Val H Edinburgh

William Brodie was born into a family of successful Edinburgh cabinet-makers in 1741. The close, where he served his apprenticeship at his father’s side, still exists just off the Royal Mile.

By the time he took over the business he was a respectable and trusted gentleman of Edinburgh with a clientele of the rich gentry, businesses and banks.

It is thought that he knew Robert Burns, the painter Sir Henry Raeburn and that his father had supplied cabinets to the family of Robert Louis Stevenson.

Brodie’s story should have been as that of a respectable public figure, a master craftsman and City Councillor (a position that meant he helped to design and authorise the gallows), Deacon to the Incorporation of Wrights and Masons and Head of the craft of Cabinet-makers. However, William had a second life. Known locally as ‘Deacon Brodie’ he frequented the infamous gambling dens of the city and lost money. He also is said to have supported two mistresses and numerous children.

Soon he was living beyond his means, so he hatched a lucrative plan to meet his mounting debts.

Deacon Brodie

Edinburgh Castle

He was a trusted pillar of the establishment. People came to him to have their homes made secure against burglary. This was when inspiration struck him. If he copied the keys to the locks of the gentry, banks and businesses, making wax impressions of the new keys, he could take what he wanted at a time and from a place that was convenient to him. He had the freedom to plan ahead and be careful, reducing his risk of being caught as he knew his victims, their needs, habits and buildings.

So he continued to be a respectable and trusted craftsman during the day mixing with the Edinburgh gentry and then in 1768 he began to burgle his clients’ homes or businesses, when funds were required, at night. He seemed to have come up with the perfect solution. His newly burgled clients would then come to him for more secure locking mechanisms and sturdier cabinets, so his business prospered too.

So what went wrong?

Basically, Deacon Brodie became greedy. In 1786 he expanded his nocturnal activities to include three other men: John Brown, a thief who was escaping seven years transportation, George Smith, a locksmith and Andrew Ainslie, a shoemaker. Their downfall came when Brodie fell asleep as a lookout on a very daring armed raid on His Majesty’s Excise Office, in Chessel's Court off Canongate. Brown wanted a King’s Pardon and gave information against Smith and Ainslie who were arrested the next day.

Brodie left Edinburgh for London. From there he travelled to the Netherlands, but the authorities chased him and caught him as he was about to board a ship that would have taken him to the United States. Brought back to Edinburgh in chains his home was searched and the evidence of his nocturnal activities was found: the wax trays for duplicating keys and equipment, a disguise and guns used in the raid. When his gang gave evidence against him Brodie’s fate was sealed.

Deacon Brodie

St Giles Cathedral

On October 1st 1788, 40,000 people watched his execution at the Old Tolbooth, near St Giles Cathedral, in the High Street. Ironically, he was hanged on the same scaffold that he had helped to design and authorise as Councillor.

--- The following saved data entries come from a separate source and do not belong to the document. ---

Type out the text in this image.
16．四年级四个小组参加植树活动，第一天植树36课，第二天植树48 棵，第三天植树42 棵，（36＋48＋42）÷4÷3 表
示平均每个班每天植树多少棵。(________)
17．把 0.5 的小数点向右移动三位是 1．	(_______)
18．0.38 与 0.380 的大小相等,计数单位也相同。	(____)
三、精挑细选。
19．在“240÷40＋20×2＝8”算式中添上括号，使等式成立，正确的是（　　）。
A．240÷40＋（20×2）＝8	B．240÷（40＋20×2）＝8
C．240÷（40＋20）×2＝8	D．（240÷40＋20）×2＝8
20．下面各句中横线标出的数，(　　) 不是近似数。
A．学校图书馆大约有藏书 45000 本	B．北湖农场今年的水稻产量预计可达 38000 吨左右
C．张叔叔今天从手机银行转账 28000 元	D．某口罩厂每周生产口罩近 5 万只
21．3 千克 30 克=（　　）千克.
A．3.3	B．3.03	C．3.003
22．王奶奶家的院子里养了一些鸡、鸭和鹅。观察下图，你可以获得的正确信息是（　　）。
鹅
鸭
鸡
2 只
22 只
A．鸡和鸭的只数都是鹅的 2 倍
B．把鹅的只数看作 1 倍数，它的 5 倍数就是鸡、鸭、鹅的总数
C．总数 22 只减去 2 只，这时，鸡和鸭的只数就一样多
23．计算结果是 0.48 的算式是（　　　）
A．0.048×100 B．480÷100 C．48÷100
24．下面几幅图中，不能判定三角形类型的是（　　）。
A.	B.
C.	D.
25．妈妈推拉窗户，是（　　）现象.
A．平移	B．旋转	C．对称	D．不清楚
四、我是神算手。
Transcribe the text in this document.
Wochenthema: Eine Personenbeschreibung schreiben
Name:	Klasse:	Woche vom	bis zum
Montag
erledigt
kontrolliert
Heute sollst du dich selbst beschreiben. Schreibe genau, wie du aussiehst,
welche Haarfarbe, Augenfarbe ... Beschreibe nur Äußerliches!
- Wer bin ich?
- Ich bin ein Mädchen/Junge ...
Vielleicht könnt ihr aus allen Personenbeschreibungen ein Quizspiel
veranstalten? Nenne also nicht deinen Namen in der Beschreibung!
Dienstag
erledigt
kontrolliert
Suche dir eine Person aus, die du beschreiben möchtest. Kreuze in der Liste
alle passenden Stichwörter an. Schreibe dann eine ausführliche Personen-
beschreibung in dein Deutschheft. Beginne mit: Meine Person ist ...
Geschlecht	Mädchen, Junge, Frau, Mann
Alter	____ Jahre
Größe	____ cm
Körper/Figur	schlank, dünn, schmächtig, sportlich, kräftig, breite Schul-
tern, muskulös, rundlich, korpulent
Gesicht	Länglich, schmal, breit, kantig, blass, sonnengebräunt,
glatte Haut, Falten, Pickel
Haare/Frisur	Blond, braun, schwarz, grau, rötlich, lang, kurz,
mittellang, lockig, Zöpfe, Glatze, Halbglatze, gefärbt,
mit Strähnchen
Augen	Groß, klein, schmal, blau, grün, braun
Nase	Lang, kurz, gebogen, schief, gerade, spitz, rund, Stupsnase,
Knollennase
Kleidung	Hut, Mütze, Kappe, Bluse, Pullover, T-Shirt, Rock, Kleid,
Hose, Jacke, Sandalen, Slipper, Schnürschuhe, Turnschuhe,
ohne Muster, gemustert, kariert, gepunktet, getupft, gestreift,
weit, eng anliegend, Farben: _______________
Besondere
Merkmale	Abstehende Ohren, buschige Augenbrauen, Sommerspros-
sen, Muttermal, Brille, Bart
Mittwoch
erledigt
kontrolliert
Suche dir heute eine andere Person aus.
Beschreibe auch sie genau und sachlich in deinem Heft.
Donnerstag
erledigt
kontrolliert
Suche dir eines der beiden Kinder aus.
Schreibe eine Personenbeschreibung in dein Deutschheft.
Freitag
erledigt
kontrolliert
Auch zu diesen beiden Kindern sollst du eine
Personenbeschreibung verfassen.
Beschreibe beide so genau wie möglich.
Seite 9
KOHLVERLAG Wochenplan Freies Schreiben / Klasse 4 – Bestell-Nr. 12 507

Even that may not have been the end of Brodie. It is said he had made a metal mechanism to act as a collar, so that if he was cut down quickly he could be revived and escape again. The official version of events is that he died and is buried in an unmarked grave in Buccleuch Church graveyard.

The double life of Brodie is said to have fascinated Robert Louis Stevenson and eventually led to The Double Life of Dr Jekyll and Mr Hyde.